Gewerkschaftsmitglieder wollen, dass ihre Interessen zielgenau von einer starken, unbestechlichen erfolgreichen Gewerkschaft vertreten werden. Das geht nur mit einem hohen Organisationsgrad und standhaften, solidarischen Mitgliedern. Diese bekommt man nicht geschenkt. Wir müssen unseren Mitgliedern jeden Tag aufs Neue zeigen, dass wir ihre Probleme in der Arbeitswelt kennen, sie ernst nehmen und alles tun, damit sie bessere Entgelt- und Arbeitsbedingungen bekommen. Das Wichtigste ist: Wir schätzen unsere Mitglieder, erfassen ihre Probleme und Nöte, setzen diese in Tarifforderungen um und drücken diese dann auch wirklich durch.
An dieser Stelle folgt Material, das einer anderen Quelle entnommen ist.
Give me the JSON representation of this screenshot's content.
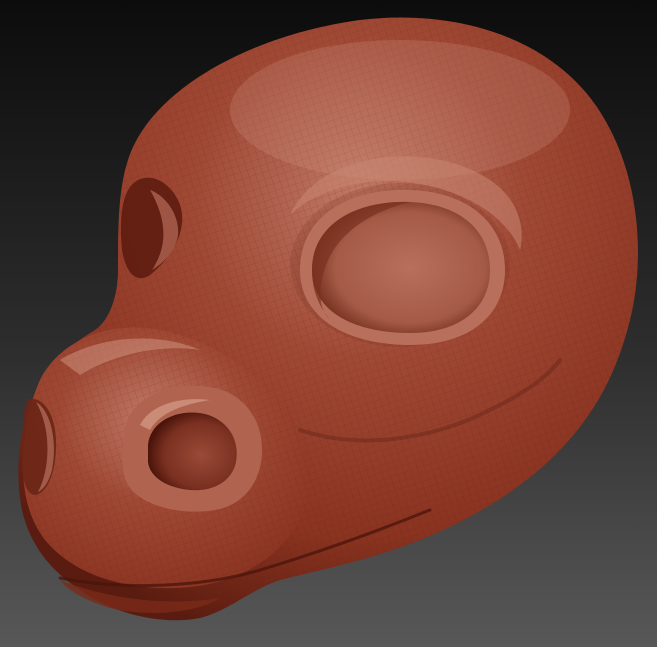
{
  "scene": {
    "subject_icon": "sculpted-animal-head-model",
    "colors": {
      "bg_top": "#0c0c0c",
      "bg_bottom": "#585858",
      "clay_base": "#8a3320",
      "clay_mid": "#a04a36",
      "clay_light": "#c07a66",
      "clay_highlight": "#d8a08c",
      "clay_shadow": "#4a140a",
      "wire": "#5a1c10"
    }
  }
}
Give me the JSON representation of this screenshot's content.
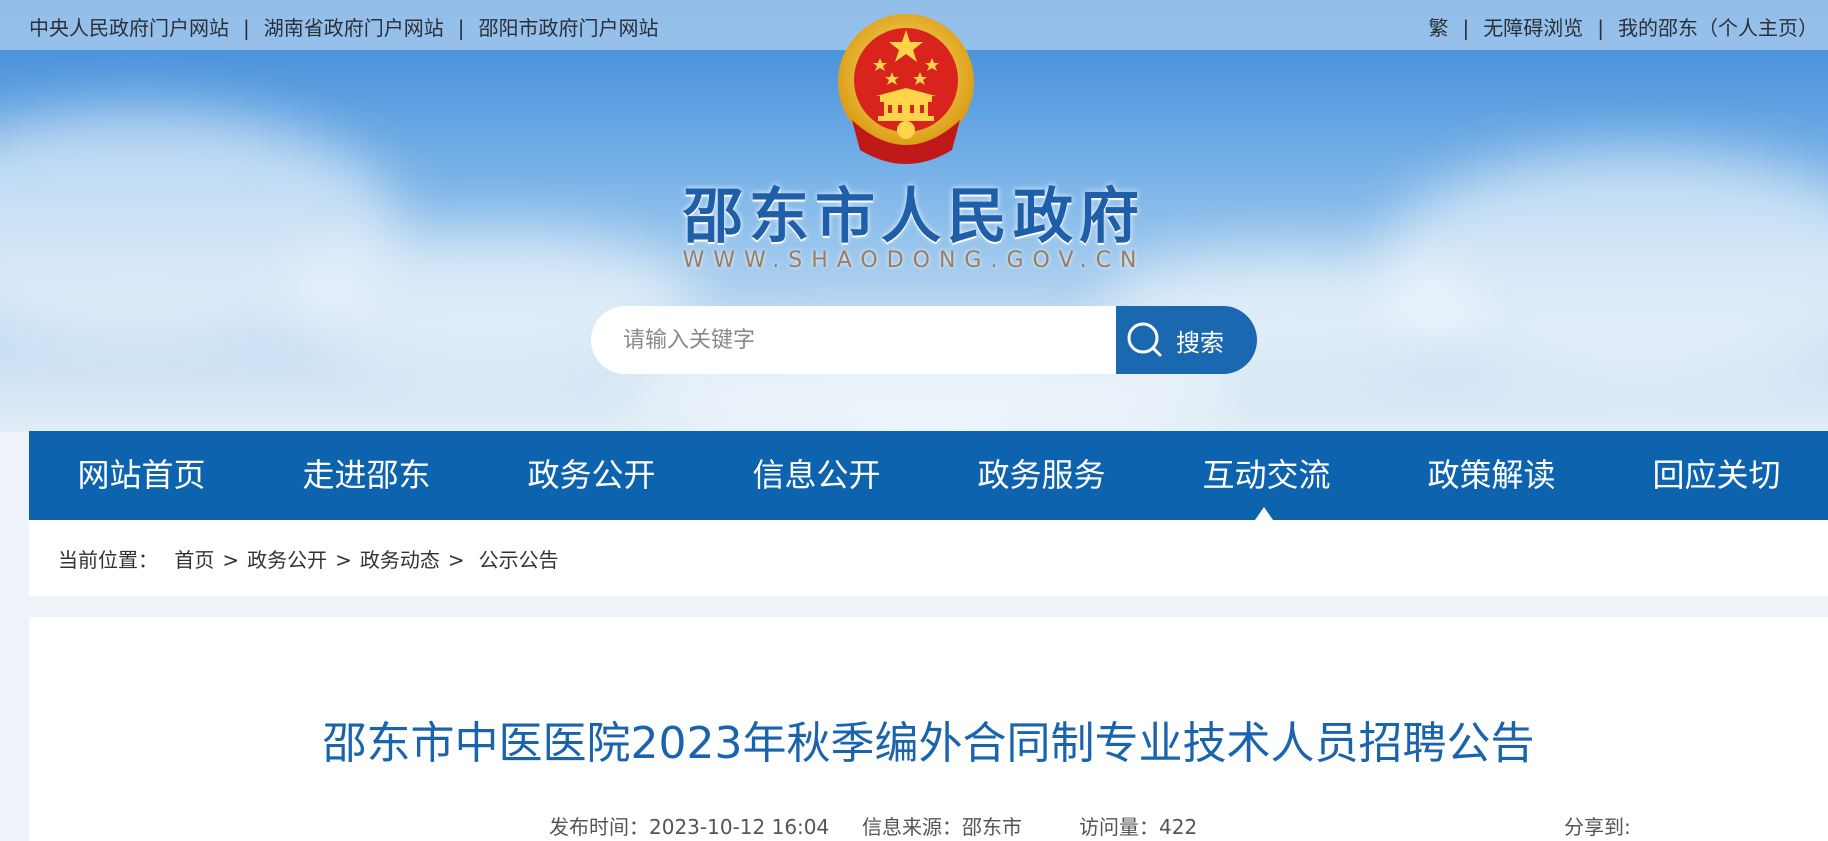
{
  "colors": {
    "nav_bg": "#0d63ae",
    "title": "#1a63ad",
    "site_name": "#1f5ea8",
    "search_btn": "#1a68b0"
  },
  "topbar": {
    "links": [
      "中央人民政府门户网站",
      "湖南省政府门户网站",
      "邵阳市政府门户网站"
    ],
    "right_links": [
      "繁",
      "无障碍浏览",
      "我的邵东（个人主页）"
    ]
  },
  "header": {
    "site_name": "邵东市人民政府",
    "site_url": "WWW.SHAODONG.GOV.CN",
    "emblem_icon": "national-emblem-icon"
  },
  "search": {
    "placeholder": "请输入关键字",
    "button_label": "搜索",
    "icon": "search-icon"
  },
  "nav": {
    "items": [
      "网站首页",
      "走进邵东",
      "政务公开",
      "信息公开",
      "政务服务",
      "互动交流",
      "政策解读",
      "回应关切"
    ],
    "active_index": 5
  },
  "breadcrumb": {
    "prefix": "当前位置：",
    "items": [
      "首页",
      "政务公开",
      "政务动态",
      "公示公告"
    ],
    "separator": ">"
  },
  "article": {
    "title": "邵东市中医医院2023年秋季编外合同制专业技术人员招聘公告",
    "publish_label": "发布时间：",
    "publish_time": "2023-10-12 16:04",
    "source_label": "信息来源：",
    "source": "邵东市",
    "views_label": "访问量：",
    "views": "422",
    "share_label": "分享到:"
  }
}
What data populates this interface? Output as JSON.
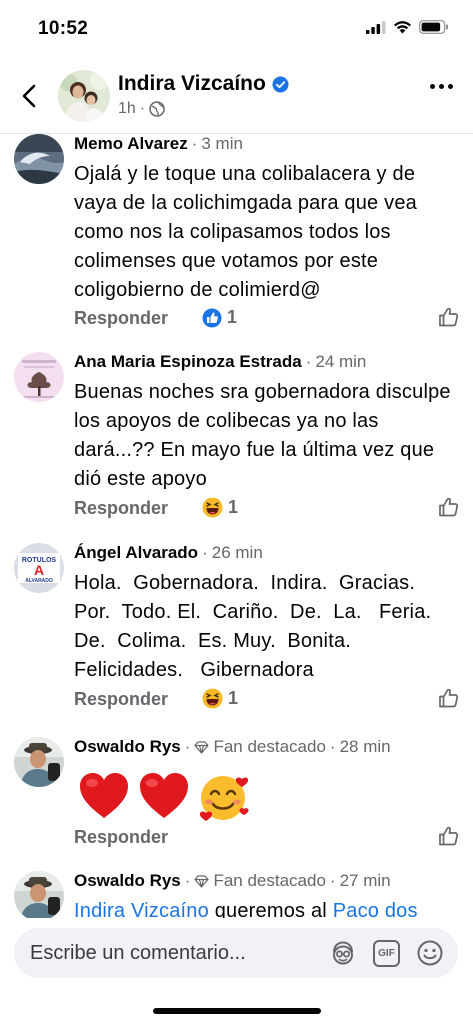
{
  "status": {
    "time": "10:52"
  },
  "header": {
    "name": "Indira Vizcaíno",
    "time": "1h",
    "dot": "·",
    "privacy_icon": "globe-icon",
    "verified_icon": "verified-badge-icon"
  },
  "comments": [
    {
      "name": "Memo Alvarez",
      "sep": "·",
      "time": "3 min",
      "text": "Ojalá y le toque una colibalacera y de vaya de la colichimgada para que vea como nos la colipasamos todos los colimenses que votamos por este coligobierno de colimierd@",
      "reply": "Responder",
      "reaction_icon": "like-reaction-icon",
      "reaction_count": "1"
    },
    {
      "name": "Ana Maria Espinoza Estrada",
      "sep": "·",
      "time": "24 min",
      "text": "Buenas noches sra gobernadora disculpe los apoyos de colibecas ya no las dará...?? En mayo fue la última vez que dió este apoyo",
      "reply": "Responder",
      "reaction_icon": "haha-reaction-icon",
      "reaction_count": "1"
    },
    {
      "name": "Ángel Alvarado",
      "sep": "·",
      "time": "26 min",
      "text": "Hola.  Gobernadora.  Indira.  Gracias.  Por.  Todo. El.  Cariño.  De.  La.   Feria. De.  Colima.  Es. Muy.  Bonita.    Felicidades.   Gibernadora",
      "reply": "Responder",
      "reaction_icon": "haha-reaction-icon",
      "reaction_count": "1",
      "avatar_text_top": "ROTULOS",
      "avatar_letter": "A",
      "avatar_text_bottom": "ALVARADO"
    },
    {
      "name": "Oswaldo Rys",
      "sep": "·",
      "badge": "Fan destacado",
      "time": "28 min",
      "emoji": "❤️ ❤️ 🥰",
      "reply": "Responder"
    },
    {
      "name": "Oswaldo Rys",
      "sep": "·",
      "badge": "Fan destacado",
      "time": "27 min",
      "mention": "Indira Vizcaíno",
      "text_mid": " queremos al ",
      "mention2": "Paco dos"
    }
  ],
  "composer": {
    "placeholder": "Escribe un comentario...",
    "gif_label": "GIF"
  },
  "colors": {
    "accent": "#1b74e4",
    "secondary_text": "#65676b",
    "composer_bg": "#f0f2f5"
  }
}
Das schätzen sie an uns. Die vorausgegangenen erfolgreichen Kämpfe der GDL haben gezeigt, dass von diesen positive Auswirkungen auf den gesamten Bereich der lohnabhängig Beschäftigten ausging. Insofern ist unser Kampf auch ein solcher, der allen Bahnbeschäftigten und darüber hinaus allen gewerkschaftlich Aktiven zu Gute kommt. Umgekehrt ist für uns die Solidarität, die uns aus anderen Bereichen entgegengebracht wird, wichtig.